The late diagnosis of LC means that the number of patients who can be treated surgically is low: in our series, 14.4% of the never smokers and 15.2% of the smokers received surgical intervention. On the contrary, 48.5% received chemotherapy. Significant differences have been observed in the response rate to EGFR tyrosine kinase inhibitors, such as gefitinib, which is higher in never smokers than in smokers with advanced non-small cell lung cancer (36% vs 8%).22 Similar results were observed with erlotinib (24.7% vs 3.9%).23
LC survival is poor, ranging in most series between 6% and 16%.24–26 In our LCNS patients, 5-year survival was 9.37% and no significant differences were observed compared to that in the smoking population. The results in the literature in this area are varied: Nordquist et al.27 reported improved survival in non-smoking patients, while, like us, Toh et al.28 did not find any difference.

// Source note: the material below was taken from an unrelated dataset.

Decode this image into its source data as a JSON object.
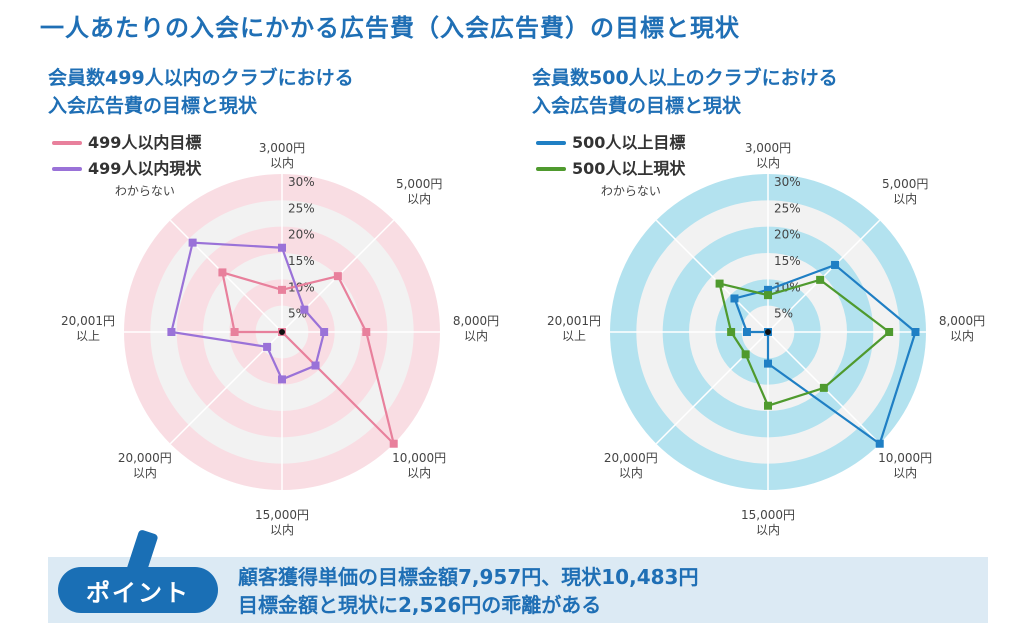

One of the most remarkable results of our study is that in never smoker patients, women had better survival than men; in addition, the multivariate analysis showed that the risk of death was higher in the male population. In this respect, the results of the studies are contradictory: some papers report that in LC, female sex is a factor for good prognosis,29 while others describe worse survival and treatment response in women.30 In a previous study carried out by our group,31 no differences were seen in survival between the sexes, although another recent Spanish publication32 describes improved survival in women with LC, with differences depending on the histological type.

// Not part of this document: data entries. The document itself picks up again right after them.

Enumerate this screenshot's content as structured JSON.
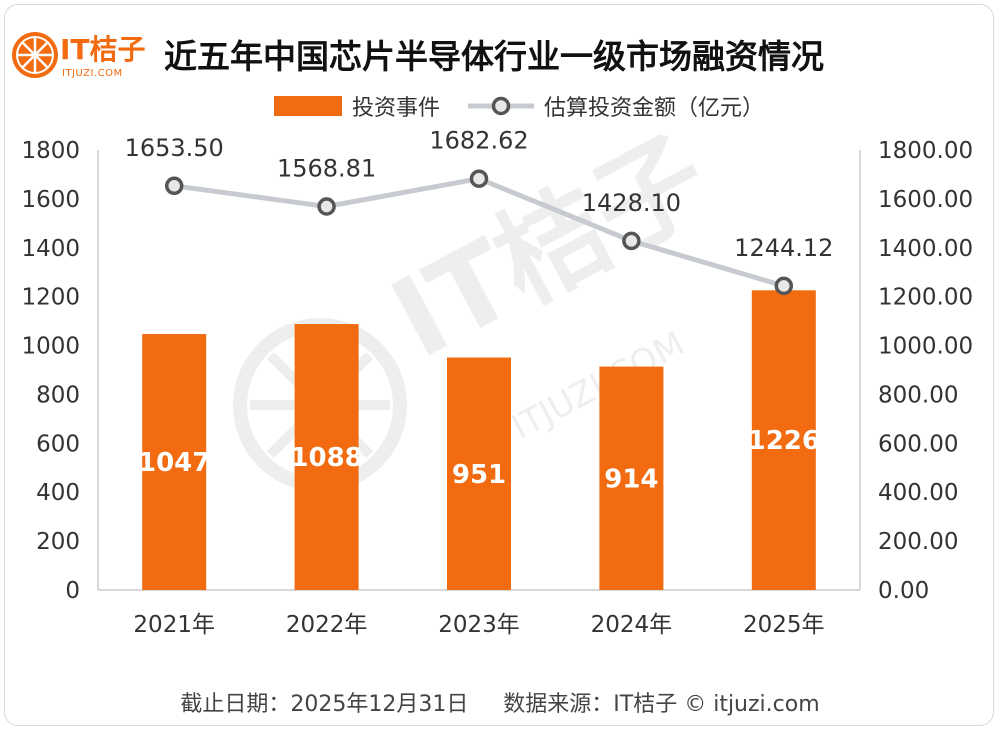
{
  "header": {
    "logo_text": "IT桔子",
    "logo_sub": "ITJUZI.COM",
    "title": "近五年中国芯片半导体行业一级市场融资情况"
  },
  "legend": {
    "bar_label": "投资事件",
    "line_label": "估算投资金额（亿元）"
  },
  "footer": {
    "date_text": "截止日期：2025年12月31日",
    "source_text": "数据来源：IT桔子 © itjuzi.com"
  },
  "watermark": {
    "text": "IT桔子",
    "sub": "ITJUZI.COM"
  },
  "colors": {
    "bar": "#f26b10",
    "line": "#c7cbd0",
    "marker": "#555555",
    "brand": "#f26b10"
  },
  "chart_data": {
    "type": "bar",
    "categories": [
      "2021年",
      "2022年",
      "2023年",
      "2024年",
      "2025年"
    ],
    "series": [
      {
        "name": "投资事件",
        "type": "bar",
        "axis": "left",
        "values": [
          1047,
          1088,
          951,
          914,
          1226
        ]
      },
      {
        "name": "估算投资金额（亿元）",
        "type": "line",
        "axis": "right",
        "values": [
          1653.5,
          1568.81,
          1682.62,
          1428.1,
          1244.12
        ]
      }
    ],
    "y_left": {
      "ylim": [
        0,
        1800
      ],
      "ticks": [
        "0",
        "200",
        "400",
        "600",
        "800",
        "1000",
        "1200",
        "1400",
        "1600",
        "1800"
      ]
    },
    "y_right": {
      "ylim": [
        0,
        1800
      ],
      "ticks": [
        "0.00",
        "200.00",
        "400.00",
        "600.00",
        "800.00",
        "1000.00",
        "1200.00",
        "1400.00",
        "1600.00",
        "1800.00"
      ]
    },
    "bar_labels": [
      "1047",
      "1088",
      "951",
      "914",
      "1226"
    ],
    "line_labels": [
      "1653.50",
      "1568.81",
      "1682.62",
      "1428.10",
      "1244.12"
    ],
    "grid": false,
    "legend_position": "top"
  }
}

Our study has some limitations. Firstly, its retrospective nature meant that no other possible etiological factors, such as radon exposure or passive smoking, thought to be the first and second leading causes of LCNS, respectively,8 were analysed. Our group is now participating in a multicentre study addressing this causative association, and we have seen that in the homes of patients the concentration of domestic radon was threefold higher than in the control population, according to already published preliminary results.9 Secondly, LC with EGFR mutations occurs almost exclusively in never smokers with adenocarcinoma.20 Since the determination of these mutations in our centre is recent, the impact of EGFR tyrosine kinase inhibitors on patient prognosis could not be examined.

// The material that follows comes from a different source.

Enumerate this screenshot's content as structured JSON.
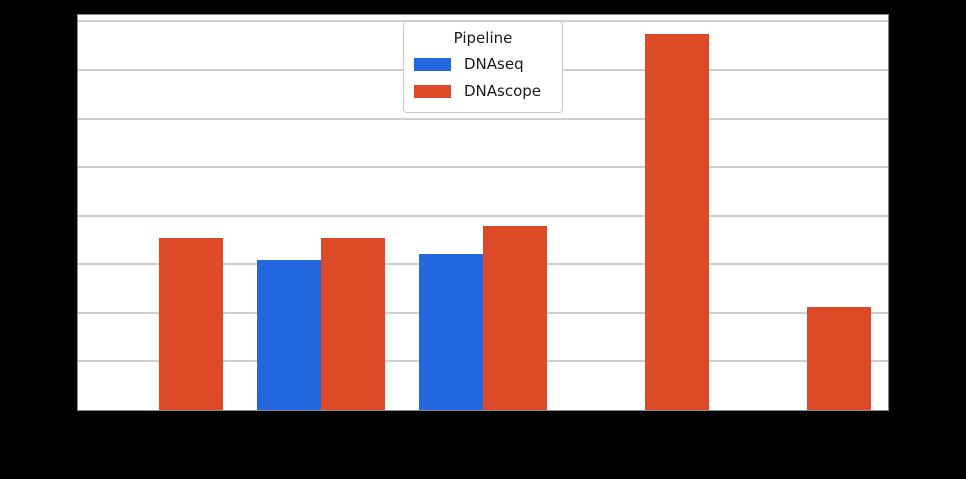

To conclude, our study confirms that LCNS has clinical characteristics distinct from those of LC in smokers; it occurs in 18.3% of LC patients, more frequently in women, diagnosis is made in advanced stage and the histological type is predominantly adenocarcinoma. We did not find any significant differences in survival. In our opinion, therefore, this patient group merits further study, with regard to both causative factors and the response to tailored treatment in patients with certain mutation patterns.
Conflict of InterestsThe authors declare that they do not have any conflict of interests.
Please cite this article as: Parente Lamelas I, Abal Arca J, Blanco Cid N, Alves Pérez MT, Dacal Quintas R, Gómez Márquez H, et al. Características clínicas y supervivencia de los pacientes nunca fumadores con cáncer de pulmón. Arch Bronconeumol. 2014;50:62–66.